Capsule Declared 'Mission Ready' for Record Freefall Attempt
Felix Baumgartner, left, and Joe Kittinger pictured with the capsule that Baumgartner hopes will enter his name into the aeronautical record books (and erase Kittinger's).
March 8, 2012 – The capsule that will bring Austrian pilot Felix Baumgartner to the edge of space for his attempt to set a new world record free fall is "mission ready," according to the Red Bull Stratos science team. A stratospheric balloon will lift the capsule to more than 120,000 feet; then Baumgartner will jump out in an attempt to break four records held by Joe Kittinger and set more that 50 years ago. A spokesperson from Red Bull said the team hopes to achieve the 120,000-foot attempt this summer.
On August 16, 1960, Col. Joe Kittinger of the United States Air Force set the longstanding highest ascent record, riding a balloon to 102,800 feet during the historic Excelsior III project, then leapt out and made the highest skydive on record. Baumgartner also hopes to become the first person to break the speed of sound without the protection of an aircraft, and set a record for the longest freefall (estimated at 5 minutes, 30 seconds).

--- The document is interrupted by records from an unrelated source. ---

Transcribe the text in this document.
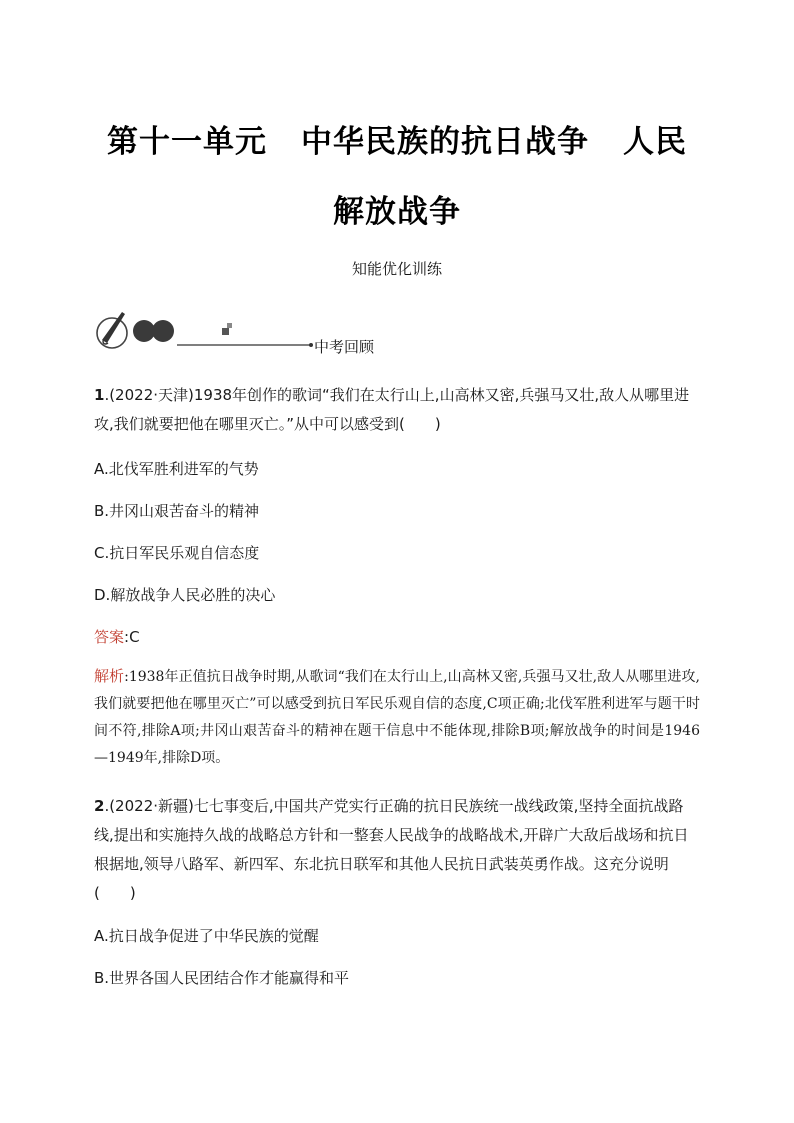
第十一单元 中华民族的抗日战争 人民
解放战争
知能优化训练
中考回顾
1.(2022·天津)1938年创作的歌词“我们在太行山上,山高林又密,兵强马又壮,敌人从哪里进攻,我们就要把他在哪里灭亡。”从中可以感受到(　　)
A.北伐军胜利进军的气势
B.井冈山艰苦奋斗的精神
C.抗日军民乐观自信态度
D.解放战争人民必胜的决心
答案:C
解析:1938年正值抗日战争时期,从歌词“我们在太行山上,山高林又密,兵强马又壮,敌人从哪里进攻,我们就要把他在哪里灭亡”可以感受到抗日军民乐观自信的态度,C项正确;北伐军胜利进军与题干时间不符,排除A项;井冈山艰苦奋斗的精神在题干信息中不能体现,排除B项;解放战争的时间是1946—1949年,排除D项。
2.(2022·新疆)七七事变后,中国共产党实行正确的抗日民族统一战线政策,坚持全面抗战路线,提出和实施持久战的战略总方针和一整套人民战争的战略战术,开辟广大敌后战场和抗日根据地,领导八路军、新四军、东北抗日联军和其他人民抗日武装英勇作战。这充分说明(　　)
A.抗日战争促进了中华民族的觉醒
B.世界各国人民团结合作才能赢得和平
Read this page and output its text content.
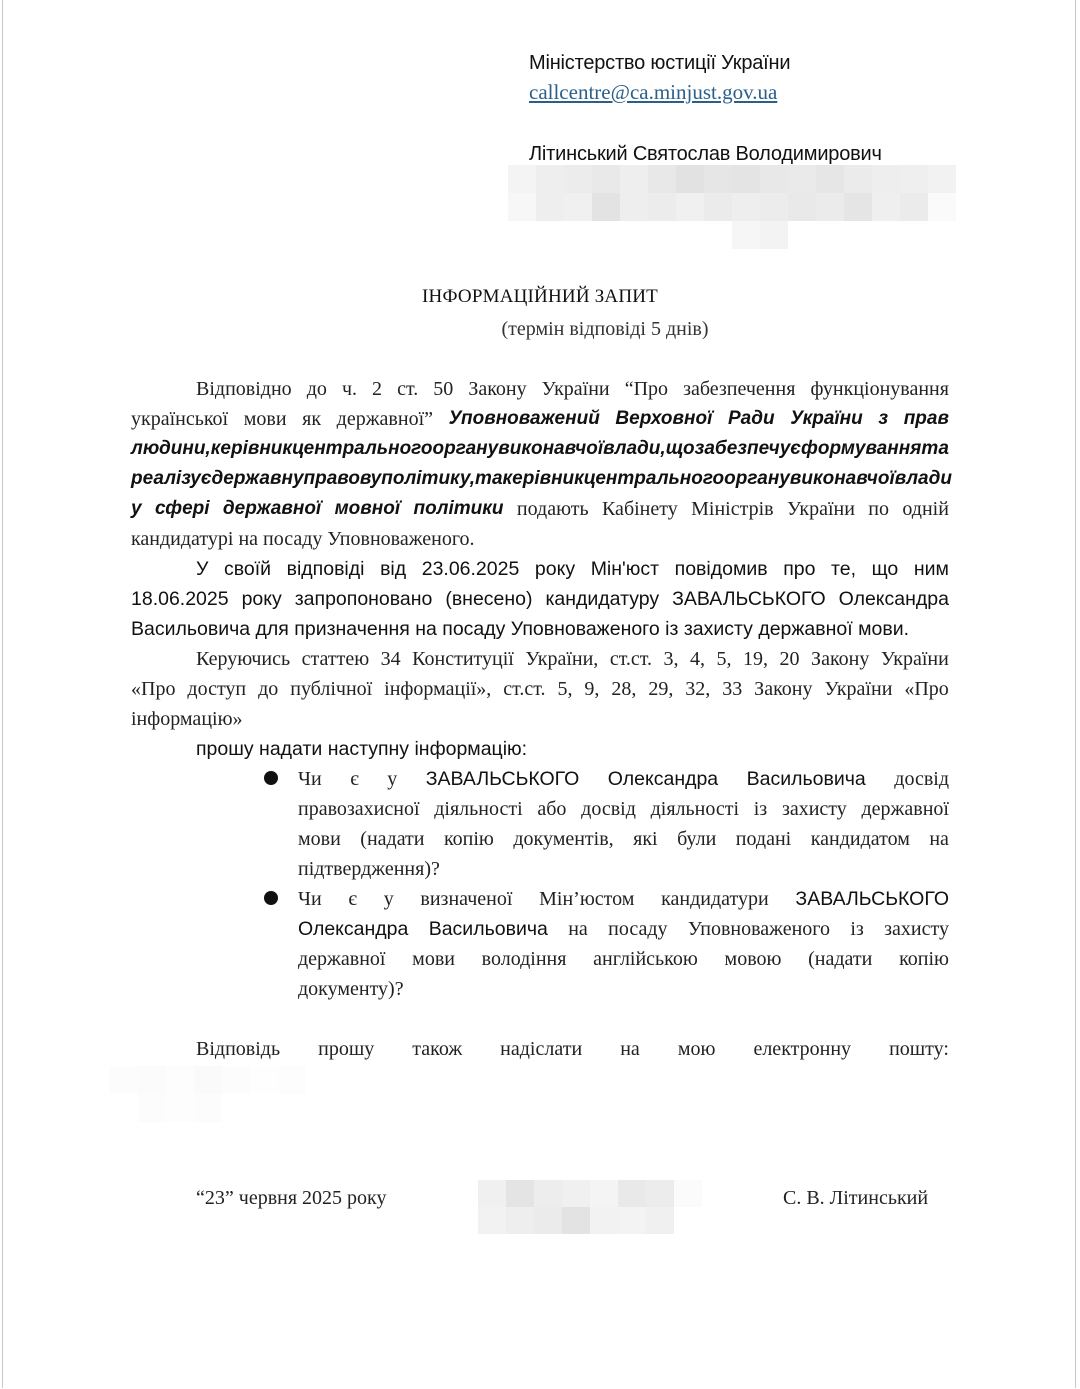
Міністерство юстиції України
callcentre@ca.minjust.gov.ua
Літинський Святослав Володимирович
ІНФОРМАЦІЙНИЙ ЗАПИТ
(термін відповіді 5 днів)
Відповідно до ч. 2 ст. 50 Закону України “Про забезпечення функціонування
української мови як державної” Уповноважений Верховної Ради України з прав
людини, керівник центрального органу виконавчої влади, що забезпечує формування та
реалізує державну правову політику, та керівник центрального органу виконавчої влади
у сфері державної мовної політики подають Кабінету Міністрів України по одній
кандидатурі на посаду Уповноваженого.
У своїй відповіді від 23.06.2025 року Мін'юст повідомив про те, що ним
18.06.2025 року запропоновано (внесено) кандидатуру ЗАВАЛЬСЬКОГО Олександра
Васильовича для призначення на посаду Уповноваженого із захисту державної мови.
Керуючись статтею 34 Конституції України, ст.ст. 3, 4, 5, 19, 20 Закону України
«Про доступ до публічної інформації», ст.ст. 5, 9, 28, 29, 32, 33 Закону України «Про
інформацію»
прошу надати наступну інформацію:
Чи є у ЗАВАЛЬСЬКОГО Олександра Васильовича досвід
правозахисної діяльності або досвід діяльності із захисту державної
мови (надати копію документів, які були подані кандидатом на
підтвердження)?
Чи є у визначеної Мін’юстом кандидатури ЗАВАЛЬСЬКОГО
Олександра Васильовича на посаду Уповноваженого із захисту
державної мови володіння англійською мовою (надати копію
документу)?
Відповідь прошу також надіслати на мою електронну пошту:
“23” червня 2025 року	С. В. Літинський
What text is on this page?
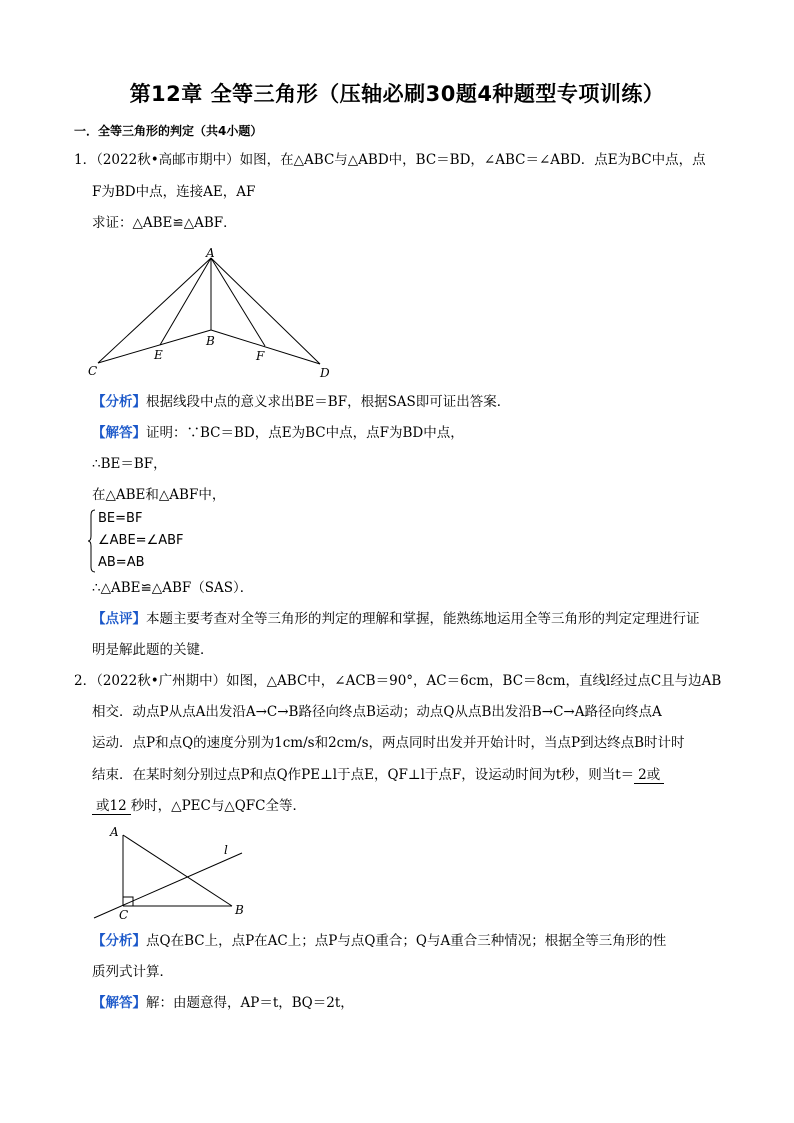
第12章 全等三角形（压轴必刷30题4种题型专项训练）
一．全等三角形的判定（共4小题）
1．（2022秋•高邮市期中）如图，在△ABC与△ABD中，BC＝BD，∠ABC＝∠ABD．点E为BC中点，点
F为BD中点，连接AE，AF
求证：△ABE≌△ABF．
A
B
C	D
E	F
【分析】根据线段中点的意义求出BE＝BF，根据SAS即可证出答案．
【解答】证明：∵BC＝BD，点E为BC中点，点F为BD中点，
∴BE＝BF，
在△ABE和△ABF中，
BE=BF
∠ABE=∠ABF
AB=AB
∴△ABE≌△ABF（SAS）．
【点评】本题主要考查对全等三角形的判定的理解和掌握，能熟练地运用全等三角形的判定定理进行证
明是解此题的关键．
2．（2022秋•广州期中）如图，△ABC中，∠ACB＝90°，AC＝6cm，BC＝8cm，直线l经过点C且与边AB
相交．动点P从点A出发沿A→C→B路径向终点B运动；动点Q从点B出发沿B→C→A路径向终点A
运动．点P和点Q的速度分别为1cm/s和2cm/s，两点同时出发并开始计时，当点P到达终点B时计时
结束．在某时刻分别过点P和点Q作PE⊥l于点E，QF⊥l于点F，设运动时间为t秒，则当t＝ 2或
或12 秒时，△PEC与△QFC全等．
A
B
C
l
【分析】点Q在BC上，点P在AC上；点P与点Q重合；Q与A重合三种情况；根据全等三角形的性
质列式计算．
【解答】解：由题意得，AP＝t，BQ＝2t，
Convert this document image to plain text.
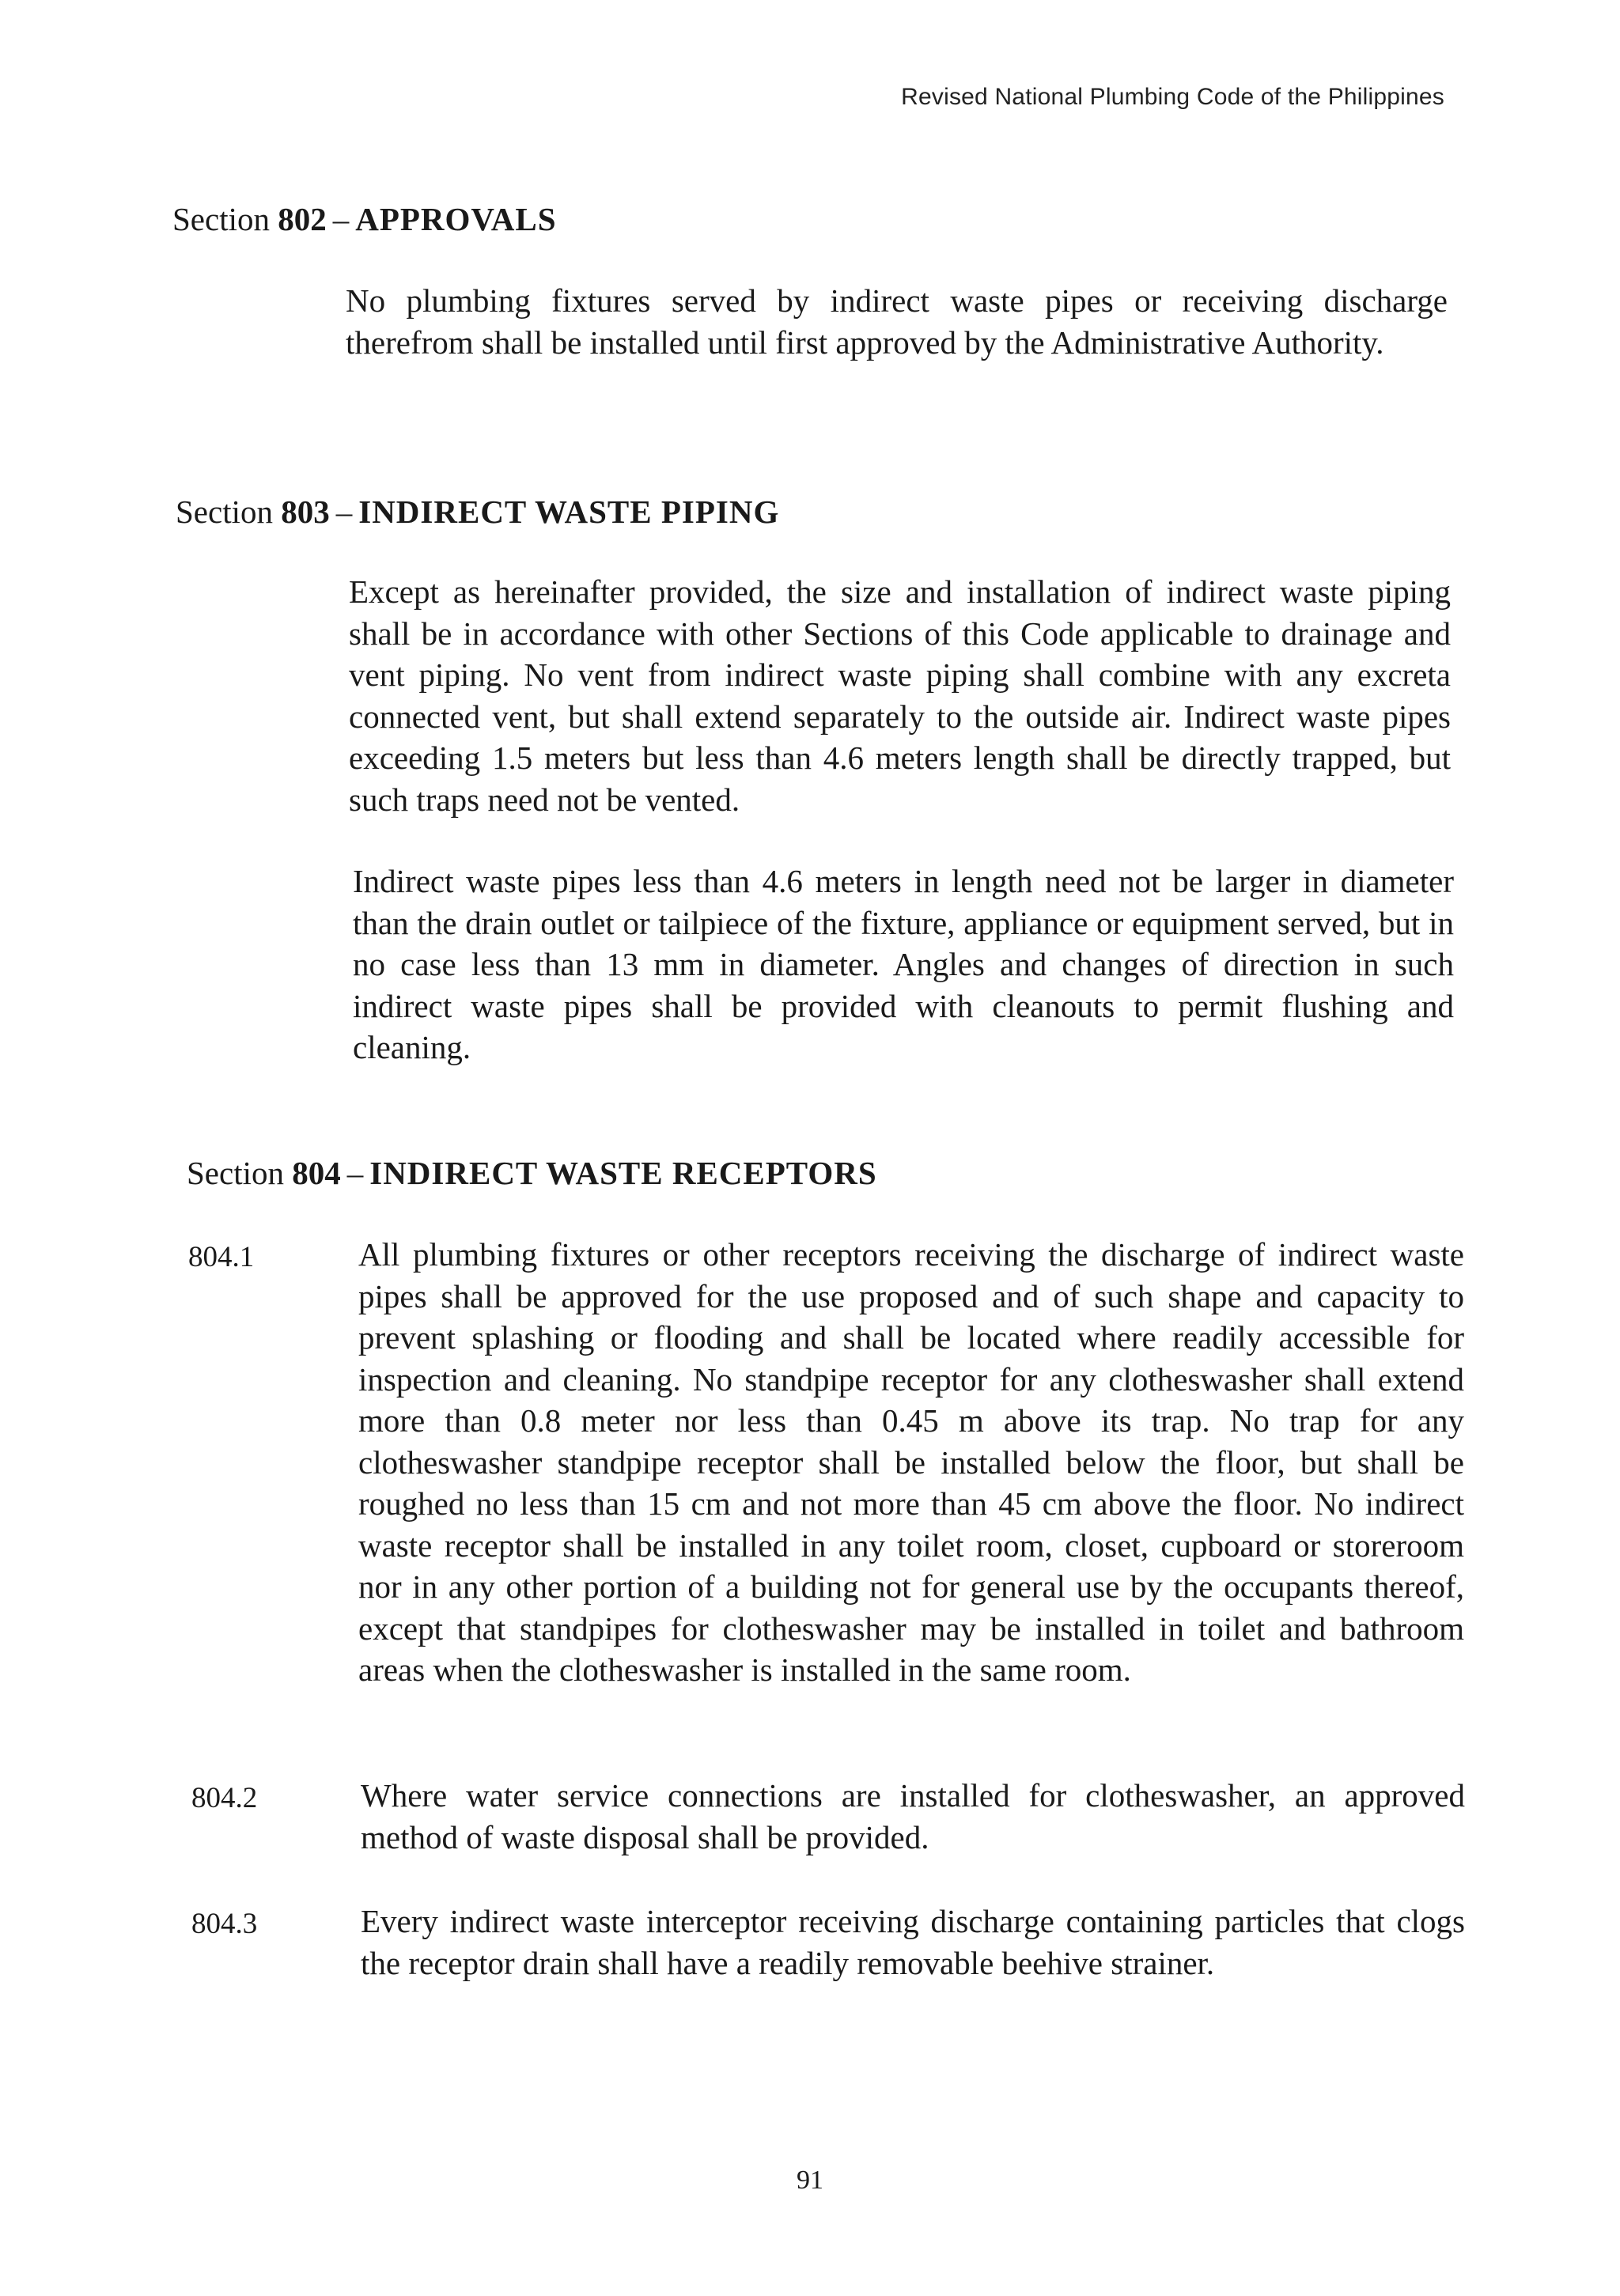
Revised National Plumbing Code of the Philippines
Section 802 – APPROVALS
No plumbing fixtures served by indirect waste pipes or receiving discharge therefrom shall be installed until first approved by the Administrative Authority.
Section 803 – INDIRECT WASTE PIPING
Except as hereinafter provided, the size and installation of indirect waste piping shall be in accordance with other Sections of this Code applicable to drainage and vent piping. No vent from indirect waste piping shall combine with any excreta connected vent, but shall extend separately to the outside air. Indirect waste pipes exceeding 1.5 meters but less than 4.6 meters length shall be directly trapped, but such traps need not be vented.
Indirect waste pipes less than 4.6 meters in length need not be larger in diameter than the drain outlet or tailpiece of the fixture, appliance or equipment served, but in no case less than 13 mm in diameter. Angles and changes of direction in such indirect waste pipes shall be provided with cleanouts to permit flushing and cleaning.
Section 804 – INDIRECT WASTE RECEPTORS
804.1	All plumbing fixtures or other receptors receiving the discharge of indirect waste pipes shall be approved for the use proposed and of such shape and capacity to prevent splashing or flooding and shall be located where readily accessible for inspection and cleaning. No standpipe receptor for any clotheswasher shall extend more than 0.8 meter nor less than 0.45 m above its trap. No trap for any clotheswasher standpipe receptor shall be installed below the floor, but shall be roughed no less than 15 cm and not more than 45 cm above the floor. No indirect waste receptor shall be installed in any toilet room, closet, cupboard or storeroom nor in any other portion of a building not for general use by the occupants thereof, except that standpipes for clotheswasher may be installed in toilet and bathroom areas when the clotheswasher is installed in the same room.
804.2	Where water service connections are installed for clotheswasher, an approved method of waste disposal shall be provided.
804.3	Every indirect waste interceptor receiving discharge containing particles that clogs the receptor drain shall have a readily removable beehive strainer.
91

The jump will also allow scientists to collect data never before obtained for the advancement of medical science. Dr. Jonathan Clark, Red Bull Stratos medical director and crew surgeon for six shuttle flights, wants to explore the effects of acceleration to supersonic velocity on humans.
"We'll be setting new standards for aviation," he said. "Never before has anyone reached the speed of sound without being in an aircraft. The aim is to improve the safety for space professionals as well as potential space tourists."
For Baumgartner this project is much more than merely attempting to break another record. "This mission is all about pioneer work. Maybe one day people will look back and say it was Felix Baumgartner and the Red Bull Stratos team that helped to develop the suit that they're wearing in space.
"We want to do something for posterity."
Kittinger has been involved as an advisor to the Red Bull Stratos project from the very beginning and serves as Baumgartner's mentor.
Weighing 2,900 pounds fully loaded, the capsule took five years to develop and will act as Baumgartner's life support system during his nearly three-hour ascent to 120,000 feet. It is a sealed capsule rather than the gondola used by Kittinger because according to the science team the additional altitude of the Red Bull Stratos mission means that there are exponentially greater hazards from exposure to freezing temperatures – as cold as minus 70°F - oxygen deprivation, and low air pressure. The sealed capsule will also offer a stable oxygenated and pressurized environment during the ascent.